Research

Our research directions
Role of Structural Variants in Human Health

Genome-wide association studies (GWAS) have revealed countless links between genetic variants and human traits, but common structural variants (SVs)—large rearrangements of DNA that can reshape the genome—remain mostly underexplored. These variants hold the key to explaining complex genetic architectures, uncovering molecular mechanisms, and identifying new causal genes at GWAS loci.

Advancing Haplotype-Informed Methods for SV detection

In our group we focus on developing haplotype-informed methods to analyze SVs across hundreds of thousands of genomes. By integrating signals such as read depth, split reads, and discordant reads with haplotype-sharing patterns, we can extract and denoise SV genotypes with remarkable precision. These tools not only detect known SVs but also discover previously unrecognized ones, producing comprehensive genotype data that can be directly linked to phenotypes.

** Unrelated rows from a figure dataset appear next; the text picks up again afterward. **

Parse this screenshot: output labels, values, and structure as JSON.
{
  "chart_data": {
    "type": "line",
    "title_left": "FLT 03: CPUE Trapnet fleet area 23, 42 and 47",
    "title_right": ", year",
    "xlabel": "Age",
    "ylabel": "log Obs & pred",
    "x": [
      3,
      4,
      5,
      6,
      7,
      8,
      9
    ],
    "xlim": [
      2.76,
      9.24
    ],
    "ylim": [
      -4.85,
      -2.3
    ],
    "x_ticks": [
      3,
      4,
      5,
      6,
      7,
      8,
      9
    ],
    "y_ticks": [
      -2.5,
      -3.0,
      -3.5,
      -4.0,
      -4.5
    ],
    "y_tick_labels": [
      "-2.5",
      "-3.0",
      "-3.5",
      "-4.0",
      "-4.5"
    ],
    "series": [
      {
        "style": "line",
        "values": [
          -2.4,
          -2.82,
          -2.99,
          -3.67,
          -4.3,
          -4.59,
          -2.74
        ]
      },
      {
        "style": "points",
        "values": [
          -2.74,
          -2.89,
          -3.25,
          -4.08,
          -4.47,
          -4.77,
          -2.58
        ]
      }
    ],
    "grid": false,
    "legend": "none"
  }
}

We apply these approaches to datasets like the UK Biobank, revealing novel SV associations with complex traits and diseases. Our results show how SVs significantly influence human phenotypes, often in ways not captured by SNPs alone. We are expanding our analyses to the FinnGen cohort, leveraging its unique population structure and high levels of identity-by-descent to further explore the role of SVs in human health and disease.

Statistical and popolation genetics

Our research focuses on developing and applying statistical methods to analyze large-scale genomic datasets, with an emphasis on phasing and genotype imputation. We work with cost-effective sequencing technologies, such as low-coverage whole-genome sequencing and SNP arrays, to uncover meaningful insights from noisy data. A key aspect of our work is haplotype-based analysis—identifying shared chromosomal segments and studying how genetic variation influences population diversity and contributes to disease.

Phased genomic data are central to what we do. Our efforts include the phasing the whole-genome sequencing version of the UK Biobank, one of the most comprehensive biobank datasets to date. By combining these data with proteomics and metabolomics, we aim to connect genetic discovery to clinical application.